Canal de la Robine

Der Wecker klingelt unerbittlich. Warum macht dieses Handy in aller Hergottsfrüh so einen Lärm. Es ist 8:00 Uhr.

Langsam dämmert’s wieder. Wir wollten um 9:00 los. Der Wetterbericht hatte 4 Windstärken vorhergesagt auf 5 zunehmend bis Mittag. Eigentlich haben wir keine Lust, die Strecke über’s offene Meer nach Port la Nouvelle, wo der Kanal beginnt, bei viel Wind und Welle zurückzulegen. Irgendwie fühlen sich alle etwas flau. Woran das wohl liegt? Richtig Hunger hat auch keiner. Also Kaffee aufgesetzt und dann Leinen los. Frühstücken in Port la Novelle.

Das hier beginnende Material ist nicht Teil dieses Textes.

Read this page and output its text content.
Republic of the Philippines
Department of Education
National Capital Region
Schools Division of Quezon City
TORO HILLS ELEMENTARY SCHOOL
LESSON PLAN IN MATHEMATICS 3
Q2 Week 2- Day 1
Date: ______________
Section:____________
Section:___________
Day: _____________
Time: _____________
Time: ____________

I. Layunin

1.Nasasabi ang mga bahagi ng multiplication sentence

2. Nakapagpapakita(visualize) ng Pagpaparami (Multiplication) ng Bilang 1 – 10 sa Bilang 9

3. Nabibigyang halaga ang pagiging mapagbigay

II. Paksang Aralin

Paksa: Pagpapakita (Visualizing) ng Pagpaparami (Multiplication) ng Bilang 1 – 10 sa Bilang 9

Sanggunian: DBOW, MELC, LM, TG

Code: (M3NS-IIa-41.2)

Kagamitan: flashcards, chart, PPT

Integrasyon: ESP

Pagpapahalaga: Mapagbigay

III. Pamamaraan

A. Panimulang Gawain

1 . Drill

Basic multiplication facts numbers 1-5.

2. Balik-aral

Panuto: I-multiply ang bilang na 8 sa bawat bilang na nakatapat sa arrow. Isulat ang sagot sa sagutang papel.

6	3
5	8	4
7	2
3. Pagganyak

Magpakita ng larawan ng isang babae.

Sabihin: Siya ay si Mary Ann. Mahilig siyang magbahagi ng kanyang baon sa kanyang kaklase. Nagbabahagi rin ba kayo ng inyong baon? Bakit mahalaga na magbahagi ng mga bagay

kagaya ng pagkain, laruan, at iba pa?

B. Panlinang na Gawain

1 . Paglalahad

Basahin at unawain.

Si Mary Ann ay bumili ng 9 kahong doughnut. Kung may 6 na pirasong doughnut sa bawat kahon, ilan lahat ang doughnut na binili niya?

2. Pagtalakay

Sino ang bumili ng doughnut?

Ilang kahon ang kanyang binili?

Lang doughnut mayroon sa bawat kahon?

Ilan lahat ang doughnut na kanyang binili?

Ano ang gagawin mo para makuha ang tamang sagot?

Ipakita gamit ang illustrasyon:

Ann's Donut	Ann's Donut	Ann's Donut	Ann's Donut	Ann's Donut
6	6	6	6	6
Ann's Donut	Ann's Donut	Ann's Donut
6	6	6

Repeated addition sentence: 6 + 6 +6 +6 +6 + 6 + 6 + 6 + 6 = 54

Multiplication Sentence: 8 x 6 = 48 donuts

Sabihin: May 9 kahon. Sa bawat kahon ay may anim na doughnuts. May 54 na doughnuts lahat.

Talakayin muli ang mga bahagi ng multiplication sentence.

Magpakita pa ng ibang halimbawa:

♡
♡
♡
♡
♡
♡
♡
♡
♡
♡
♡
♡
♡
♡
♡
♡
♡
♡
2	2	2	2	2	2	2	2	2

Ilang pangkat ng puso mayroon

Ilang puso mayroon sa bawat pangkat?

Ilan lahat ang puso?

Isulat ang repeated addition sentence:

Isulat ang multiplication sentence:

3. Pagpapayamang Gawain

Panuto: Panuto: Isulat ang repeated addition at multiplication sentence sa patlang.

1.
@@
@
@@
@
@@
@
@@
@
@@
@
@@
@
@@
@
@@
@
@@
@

Als wir das Hafenbecken verlassen, kommt uns eine Seenotrettungskreuzer entgegen. Wie grüssen freundlich. Die Seenotretter grüssen zurück, blicken aber etwas skeptisch. Einer deutet mit der Hand Wellenbewegungen an und zeigt aufs Meer. Ein mulmiges Gefühl stellt sich ein. Als wir uns der Mole nähern wird klar was gemeint war. Gischt sprüht über den Molenkopf. Na prima. Genau das, was wir vermeiden wollten. Zum Glück weht der Wind in unsere Richtung. Trotzdem fixieren wir den Mast nochmal mit einem dicken Festmacher, damit er sich bei Stampfbewegungen nicht verselbständigt.

Draussen hat es 0,5 bis 1m Welle von schräg achtern. Der Wind weht auflandig, aber solange der Motor durchhält, eigentlich kein Problem. Trinity nimmt die Wellen mit dem Steuerbordschwimmer und sie laufen problemlos unter uns durch – bis auf ein paar Ausnahmen.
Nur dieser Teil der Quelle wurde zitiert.